Der Kuss des Kaisers 


von Christine Neumeyer


Der Anfang:

K. u. k. Amtssekretär Josef Krzizek war im Auftrag Seiner Majestät, des Kaisers von Österreich unterwegs. Er musste den Erwerb des neuen Gemäldes von Gustav Klimt, »Der Kuss«, in die Wege leiten, bevor Seine Hoheit, Thronfolger Franz Ferdinand von einer Ungarnreise nach Wien zurückkehrte.


Wien 1908. In der Modernen Galerie des Schlosses Belvedere wird eine Ausstellung vorbereitet, zu der Amtssekretär Josef Krzizek mit Gustav Klimt den Ankauf des Bildes «Kuss» verhandelt – er muss es erwerben, koste es, was es wolle, sonst bekommt er Ärger mit dem Kaiser. Erna Kührer arbeitet in diesem Haus als Reinigungskraft. Die Stelle hat ihr der Krzizek besorgt, ebenso die hübsche Wohnung in der besseren Gegend – dafür muss sie sich ihm hin und wieder in der Galerie hingeben. Es hilft ja nichts – sie hat drei Kinder und einen kranken, arbeitslosen Mann durchzufüttern. Dann steht auch noch Daniel vor der Tür, ihr Ältester, der vor längerer Zeit abgehauen war. Ein Raufbold und Taugenichts – aber ihr Sohn, den sie schweren Herzens wieder aufnimmt. Und als im oberen Schloss des Belvedere die Dienerschaft an Durchfall erkrankt, bekommt Erna die Chance, Fürstin Sophie zur Hand zu gehen im Haushalt und bei der Kinderbetreuung. 


Eine Leiche ohne Kopf


Fünfundzwanzigtausend Kronen, Brosch. Ich weiß nicht, wie ich das Bild versichern soll, trau mich dem Klimt nicht zu sagen, dass unsere Räumlichkeiten in der Nacht unbewacht sind. Unsere Mittel reichen nicht für einen Nachtwächter.

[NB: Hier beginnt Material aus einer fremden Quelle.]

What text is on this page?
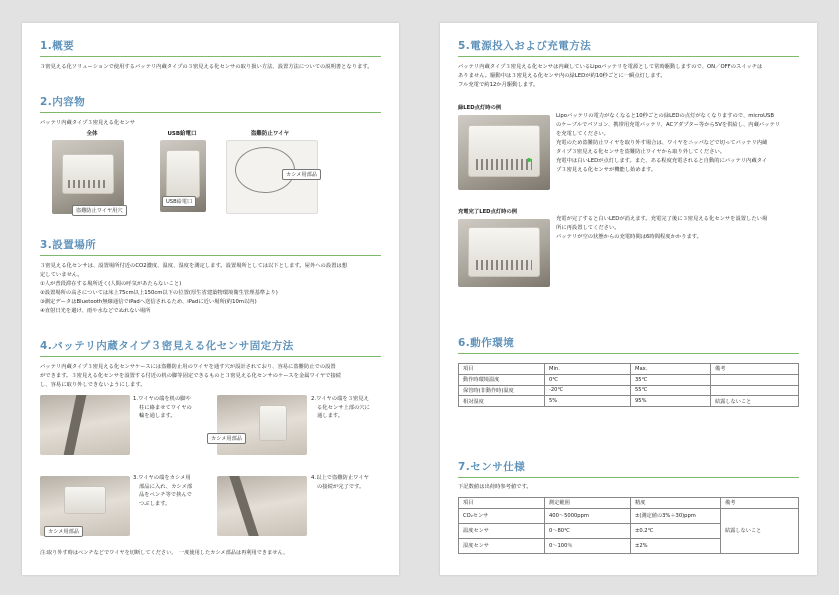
1.概要
３密見える化ソリューションで使用するバッテリ内蔵タイプの３密見える化センサの取り扱い方法、設置方法についての説明書となります。
2.内容物
バッテリ内蔵タイプ３密見える化センサ
全体	USB給電口	盗難防止ワイヤ
盗難防止ワイヤ用穴
USB給電口
カシメ用部品
3.設置場所
３密見える化センサは、設置場所付近のCO2濃度、温度、湿度を測定します。設置場所としては以下とします。屋外への設置は想
定していません。
①人が普段滞在する場所近く(人間の呼気があたらないこと)
②設置場所の高さについては床上75cm以上150cm以下の位置(厚生省建築物環境衛生管理基準より)
③測定データはBluetooth無線通信でiPadへ送信されるため、iPadに近い場所(約10m以内)
④直射日光を避け、雨や水などでぬれない場所
4.バッテリ内蔵タイプ３密見える化センサ固定方法
バッテリ内蔵タイプ３密見える化センサケースには盗難防止用のワイヤを通す穴が設計されており、容易に盗難防止での設置
ができます。３密見える化センサを設置する付近の机の脚等固定できるものと３密見える化センサのケースを金属ワイヤで接続
し、容易に取り外しできないようにします。
1.ワイヤの端を机の脚や
柱に絡ませてワイヤの
輪を通します。
カシメ用部品
2.ワイヤの端を３密見え
る化センサ上部の穴に
通します。
カシメ用部品
3.ワイヤの端をカシメ用
部品に入れ、カシメ部
品をペンチ等で挟んで
つぶします。
4.以上で盗難防止ワイヤ
の接続が完了です。
注:取り外す時はペンチなどでワイヤを切断してください。　一度使用したカシメ部品は再利用できません。
5.電源投入および充電方法
バッテリ内蔵タイプ３密見える化センサは内蔵しているLipoバッテリを電源として常時駆動しますので、ON／OFFのスイッチは
ありません。駆動中は３密見える化センサ内の緑LEDが約10秒ごとに一瞬点灯します。
フル充電で約12か月駆動します。
緑LED点灯時の例
Lipoバッテリの電力がなくなると10秒ごとの緑LEDの点灯がなくなりますので、microUSB
のケーブルでパソコン、携帯用充電バッテリ、ACアダプター等から5Vを供給し、内蔵バッテリ
を充電してください。
充電のため盗難防止ワイヤを取り外す場合は、ワイヤをニッパなどで切ってバッテリ内蔵
タイプ３密見える化センサを盗難防止ワイヤから取り外してください。
充電中は白いLEDが点灯します。また、ある程度充電されると自動的にバッテリ内蔵タイ
プ３密見える化センサが機能し始めます。
充電完了LED点灯時の例
充電が完了すると白いLEDが消えます。充電完了後に３密見える化センサを設置したい場
所に再設置してください。
バッテリが空の状態からの充電時間は6時間程度かかります。
6.動作環境
項目	Min.	Max.	備考
動作時環境温度	0℃	35℃	
保管時(非動作時)温度	-20℃	55℃	
相対湿度	5%	95%	結露しないこと
7.センサ仕様
下記数値は出荷時参考値です。
項目	測定範囲	精度	備考
CO₂センサ	400～5000ppm	±(測定値の3%＋30)ppm	結露しないこと
温度センサ	0～80℃	±0.2℃	
湿度センサ	0～100％	±2%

Ein paar Wochen später stehen Polizeiagent Pospischil und Forensiker Dr. Leopold Frisch vor einem Problem: Im Schlossgarten liegt eine zerstückelte Leiche beziehungsweise die Stücken im Brunnen versenkt. Dem Toten fehlt ihm der Kopf. Die Polizisten sollen unter dem Radar ermitteln, niemanden aufschrecken, es darf keinen Skandal geben, denn das Schloss Belvedere ist die Residenz des Thronfolgers Franz Ferdinand. Welches Motiv steckt hinter einer derart brutalen Tat? Etwas Politisches? Wer mag dieser Mann sein? Frisch verlässt sich auf seine moderne Kriminaltechnik und Pospischil auf seine Nase und auf die des Hundes, der ihm zugelaufen ist.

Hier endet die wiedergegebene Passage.